Hydrogen radical-shuttle (HRS)-enabled photoredox synthesis of indanones via decarboxylative annulation

• Published in: Nature communications Vol. 12; no. 1; p. 5257
• Main Authors: Yang, Bo, Li, Shi-Jun, Wang, Yongdong, Lan, Yu, Zhu, Shifa
• Format: Journal Article
• Language: English
• Published: London Nature Publishing Group UK 06.09.2021; Nature Publishing Group; Nature Portfolio
• Subjects: 639/638/403/933; 639/638/77/890; Carbonyl compounds; Carbonyls; Catalysis; Chemical reactions; Chemical synthesis; Density functional theory; Functional groups; Humanities and Social Sciences; Hydrogen; Hydrogen atoms; multidisciplinary; Organic chemistry; Outerwear; Photoredox catalysis; Protons; Radicals; Science; Science (multidisciplinary); Substrates
• ISSN: 2041-1723; 2041-1723
• DOI: 10.1038/s41467-021-25594-4

Hydrogen atom transfer (HAT) process is a powerful and effective strategy for activating C-H bonds followed by further functionalization. Intramolecular 1,n (n = 5 or 6)-HATs are common and frequently encountered in organic synthesis. However, intramolecular 1,n (n = 2 or 3)-HAT is very challenging due to slow kinetics. Compared to proton-shuttle process, which is well established for organic synthesis, hydrogen radical-shuttle (HRS) is unexplored. In this work, a HRS-enabled decarboxylative annulation of carbonyl compounds via photoredox catalysis for the synthesis of indanones is developed. This protocol features broad substrate scope, excellent functional group tolerance, internal hydrogen radical transfer, atom- and step-economy. Critical to the success of this process is the introduction of water, acting as both HRS and hydrogen source, which was demonstrated by mechanistic experiments and density functional theory (DFT) calculations.
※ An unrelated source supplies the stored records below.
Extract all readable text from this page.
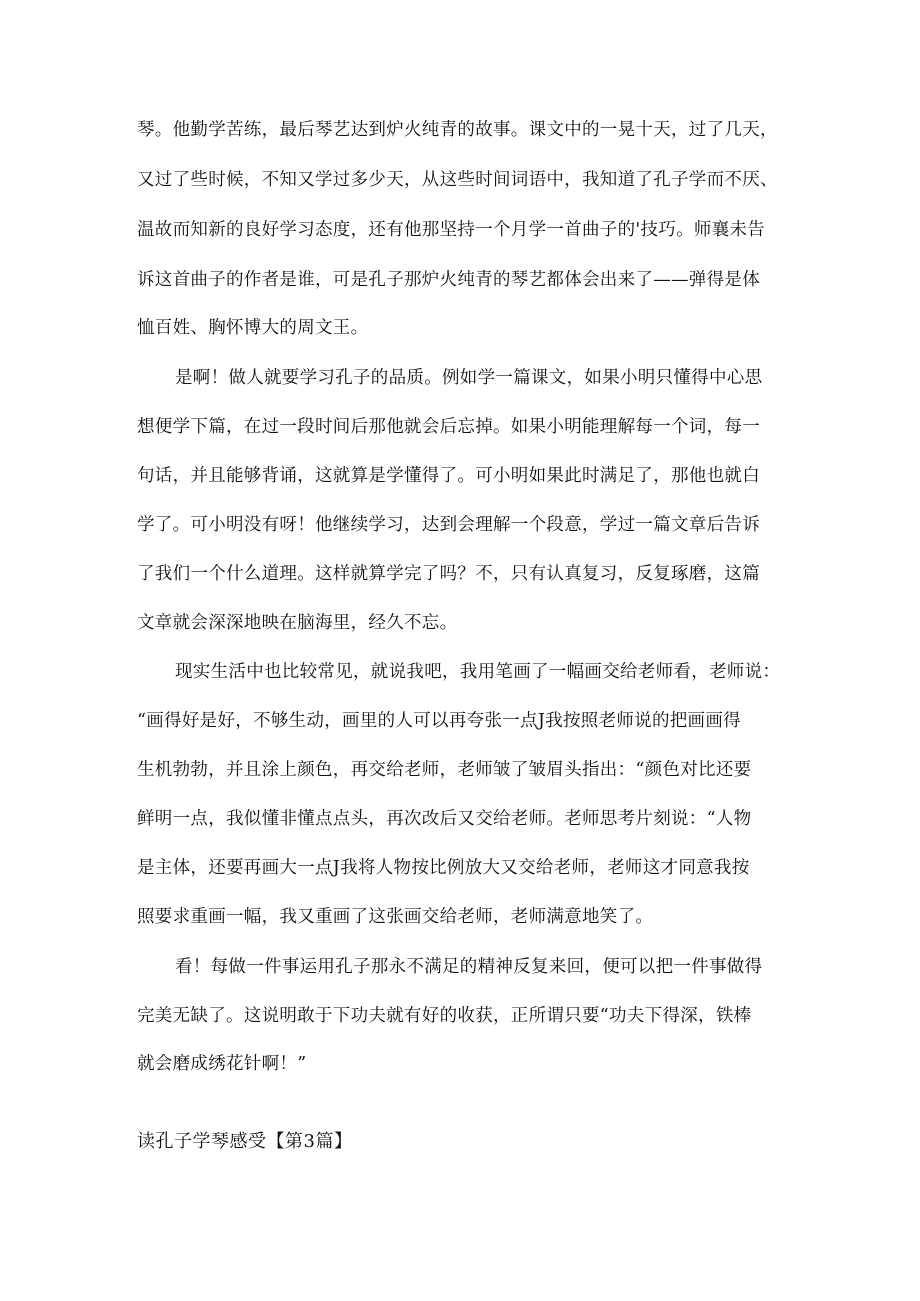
琴。他勤学苦练，最后琴艺达到炉火纯青的故事。课文中的一晃十天，过了几天，
又过了些时候，不知又学过多少天，从这些时间词语中，我知道了孔子学而不厌、
温故而知新的良好学习态度，还有他那坚持一个月学一首曲子的'技巧。师襄未告
诉这首曲子的作者是谁，可是孔子那炉火纯青的琴艺都体会出来了——弹得是体
恤百姓、胸怀博大的周文王。
是啊！做人就要学习孔子的品质。例如学一篇课文，如果小明只懂得中心思
想便学下篇，在过一段时间后那他就会后忘掉。如果小明能理解每一个词，每一
句话，并且能够背诵，这就算是学懂得了。可小明如果此时满足了，那他也就白
学了。可小明没有呀！他继续学习，达到会理解一个段意，学过一篇文章后告诉
了我们一个什么道理。这样就算学完了吗？不，只有认真复习，反复琢磨，这篇
文章就会深深地映在脑海里，经久不忘。
现实生活中也比较常见，就说我吧，我用笔画了一幅画交给老师看，老师说：
“画得好是好，不够生动，画里的人可以再夸张一点J我按照老师说的把画画得
生机勃勃，并且涂上颜色，再交给老师，老师皱了皱眉头指出：“颜色对比还要
鲜明一点，我似懂非懂点点头，再次改后又交给老师。老师思考片刻说：“人物
是主体，还要再画大一点J我将人物按比例放大又交给老师，老师这才同意我按
照要求重画一幅，我又重画了这张画交给老师，老师满意地笑了。
看！每做一件事运用孔子那永不满足的精神反复来回，便可以把一件事做得
完美无缺了。这说明敢于下功夫就有好的收获，正所谓只要“功夫下得深，铁棒
就会磨成绣花针啊！”
读孔子学琴感受【第3篇】
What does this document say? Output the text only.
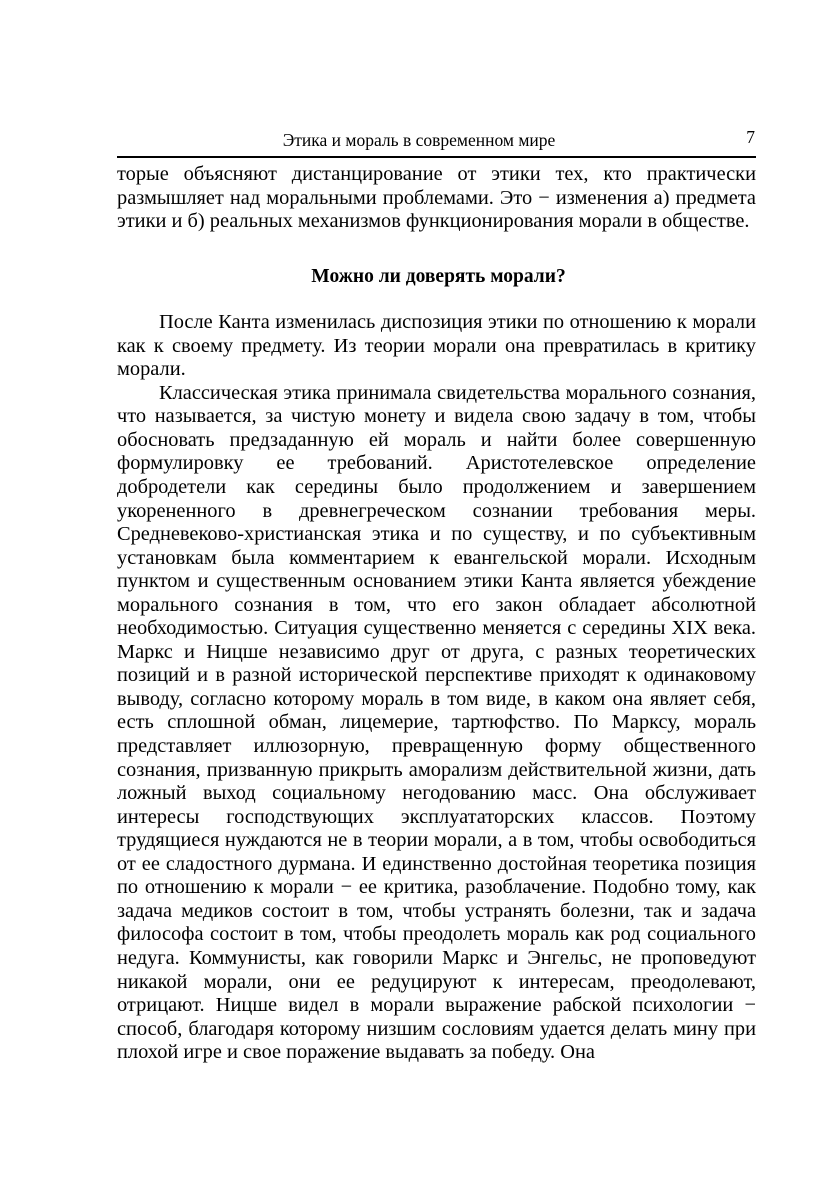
Этика и мораль в современном мире	7

торые объясняют дистанцирование от этики тех, кто практически размышляет над моральными проблемами. Это − изменения а) предмета этики и б) реальных механизмов функционирования морали в обществе.

Можно ли доверять морали?

После Канта изменилась диспозиция этики по отношению к морали как к своему предмету. Из теории морали она превратилась в критику морали.

Классическая этика принимала свидетельства морального сознания, что называется, за чистую монету и видела свою задачу в том, чтобы обосновать предзаданную ей мораль и найти более совершенную формулировку ее требований. Аристотелевское определение добродетели как середины было продолжением и завершением укорененного в древнегреческом сознании требования меры. Средневеково-христианская этика и по существу, и по субъективным установкам была комментарием к евангельской морали. Исходным пунктом и существенным основанием этики Канта является убеждение морального сознания в том, что его закон обладает абсолютной необходимостью. Ситуация существенно меняется с середины XIX века. Маркс и Ницше независимо друг от друга, с разных теоретических позиций и в разной исторической перспективе приходят к одинаковому выводу, согласно которому мораль в том виде, в каком она являет себя, есть сплошной обман, лицемерие, тартюфство. По Марксу, мораль представляет иллюзорную, превращенную форму общественного сознания, призванную прикрыть аморализм действительной жизни, дать ложный выход социальному негодованию масс. Она обслуживает интересы господствующих эксплуататорских классов. Поэтому трудящиеся нуждаются не в теории морали, а в том, чтобы освободиться от ее сладостного дурмана. И единственно достойная теоретика позиция по отношению к морали − ее критика, разоблачение. Подобно тому, как задача медиков состоит в том, чтобы устранять болезни, так и задача философа состоит в том, чтобы преодолеть мораль как род социального недуга. Коммунисты, как говорили Маркс и Энгельс, не проповедуют никакой морали, они ее редуцируют к интересам, преодолевают, отрицают. Ницше видел в морали выражение рабской психологии − способ, благодаря которому низшим сословиям удается делать мину при плохой игре и свое поражение выдавать за победу. Она
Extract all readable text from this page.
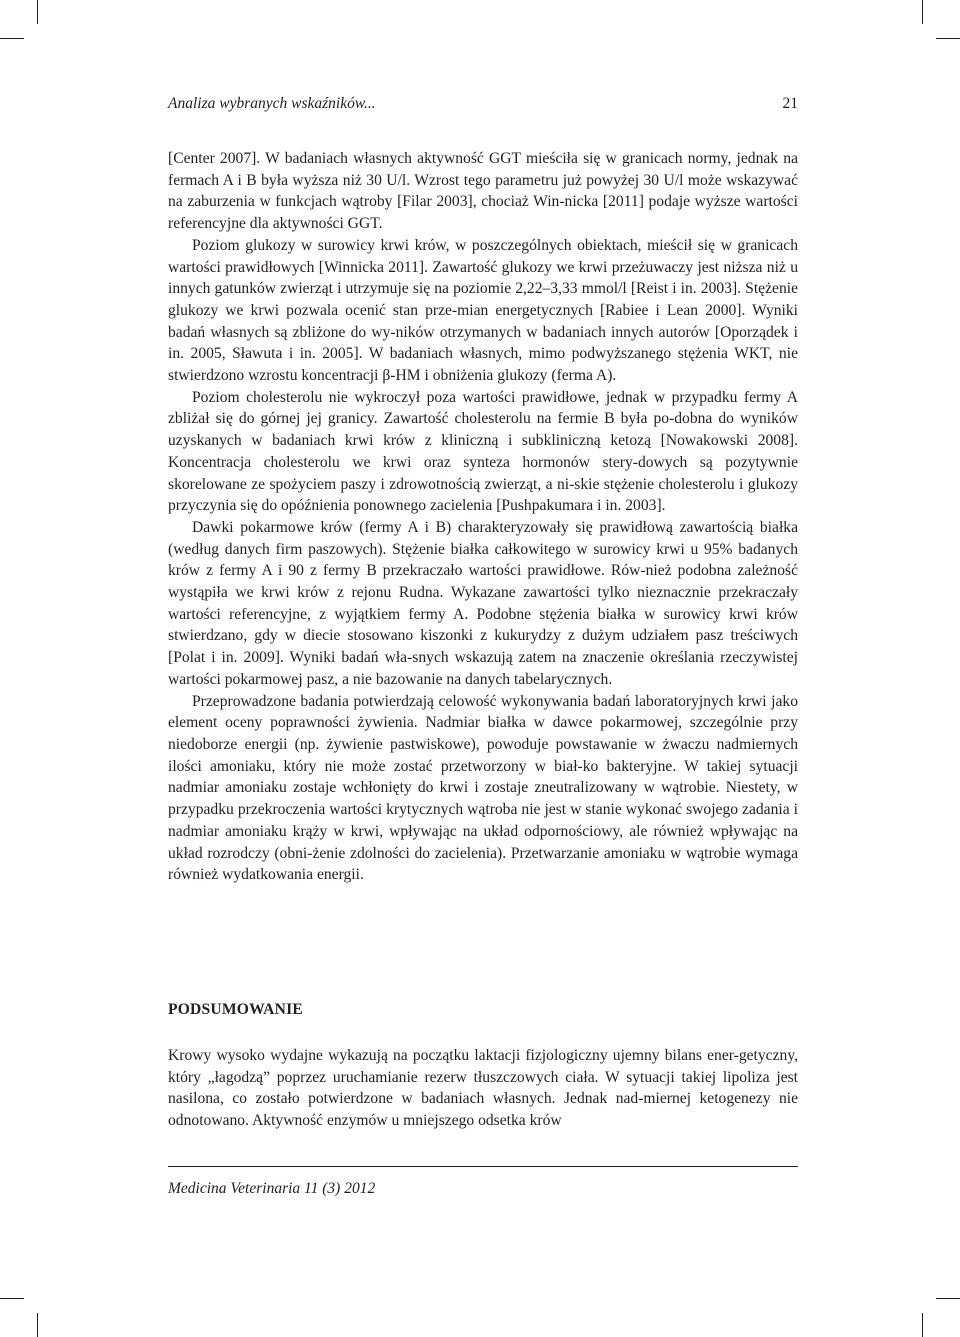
Analiza wybranych wskaźników...	21

[Center 2007]. W badaniach własnych aktywność GGT mieściła się w granicach normy, jednak na fermach A i B była wyższa niż 30 U/l. Wzrost tego parametru już powyżej 30 U/l może wskazywać na zaburzenia w funkcjach wątroby [Filar 2003], chociaż Win-nicka [2011] podaje wyższe wartości referencyjne dla aktywności GGT.

Poziom glukozy w surowicy krwi krów, w poszczególnych obiektach, mieścił się w granicach wartości prawidłowych [Winnicka 2011]. Zawartość glukozy we krwi przeżuwaczy jest niższa niż u innych gatunków zwierząt i utrzymuje się na poziomie 2,22–3,33 mmol/l [Reist i in. 2003]. Stężenie glukozy we krwi pozwala ocenić stan prze-mian energetycznych [Rabiee i Lean 2000]. Wyniki badań własnych są zbliżone do wy-ników otrzymanych w badaniach innych autorów [Oporządek i in. 2005, Sławuta i in. 2005]. W badaniach własnych, mimo podwyższanego stężenia WKT, nie stwierdzono wzrostu koncentracji β-HM i obniżenia glukozy (ferma A).

Poziom cholesterolu nie wykroczył poza wartości prawidłowe, jednak w przypadku fermy A zbliżał się do górnej jej granicy. Zawartość cholesterolu na fermie B była po-dobna do wyników uzyskanych w badaniach krwi krów z kliniczną i subkliniczną ketozą [Nowakowski 2008]. Koncentracja cholesterolu we krwi oraz synteza hormonów stery-dowych są pozytywnie skorelowane ze spożyciem paszy i zdrowotnością zwierząt, a ni-skie stężenie cholesterolu i glukozy przyczynia się do opóźnienia ponownego zacielenia [Pushpakumara i in. 2003].

Dawki pokarmowe krów (fermy A i B) charakteryzowały się prawidłową zawartością białka (według danych firm paszowych). Stężenie białka całkowitego w surowicy krwi u 95% badanych krów z fermy A i 90 z fermy B przekraczało wartości prawidłowe. Rów-nież podobna zależność wystąpiła we krwi krów z rejonu Rudna. Wykazane zawartości tylko nieznacznie przekraczały wartości referencyjne, z wyjątkiem fermy A. Podobne stężenia białka w surowicy krwi krów stwierdzano, gdy w diecie stosowano kiszonki z kukurydzy z dużym udziałem pasz treściwych [Polat i in. 2009]. Wyniki badań wła-snych wskazują zatem na znaczenie określania rzeczywistej wartości pokarmowej pasz, a nie bazowanie na danych tabelarycznych.

Przeprowadzone badania potwierdzają celowość wykonywania badań laboratoryjnych krwi jako element oceny poprawności żywienia. Nadmiar białka w dawce pokarmowej, szczególnie przy niedoborze energii (np. żywienie pastwiskowe), powoduje powstawanie w żwaczu nadmiernych ilości amoniaku, który nie może zostać przetworzony w biał-ko bakteryjne. W takiej sytuacji nadmiar amoniaku zostaje wchłonięty do krwi i zostaje zneutralizowany w wątrobie. Niestety, w przypadku przekroczenia wartości krytycznych wątroba nie jest w stanie wykonać swojego zadania i nadmiar amoniaku krąży w krwi, wpływając na układ odpornościowy, ale również wpływając na układ rozrodczy (obni-żenie zdolności do zacielenia). Przetwarzanie amoniaku w wątrobie wymaga również wydatkowania energii.

PODSUMOWANIE

Krowy wysoko wydajne wykazują na początku laktacji fizjologiczny ujemny bilans ener-getyczny, który „łagodzą” poprzez uruchamianie rezerw tłuszczowych ciała. W sytuacji takiej lipoliza jest nasilona, co zostało potwierdzone w badaniach własnych. Jednak nad-miernej ketogenezy nie odnotowano. Aktywność enzymów u mniejszego odsetka krów

Medicina Veterinaria 11 (3) 2012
Importantly, this mechanistically distinctive HAT provides a complement to that of typical proton-shuttle-promoted, representing a breakthrough in hydrogen radical transfer, especially in the inherently challenging 1,2- or 1,3-HAT. Although hydrogen atom transfer is widely observed in synthetic organic chemistry, intramolecular hydrogen atom transfer between atoms separated by fewer than four bonds is kinetically slow. Here the authors show a method to form indanones, with hydrogen atoms shuttled across short distances by water.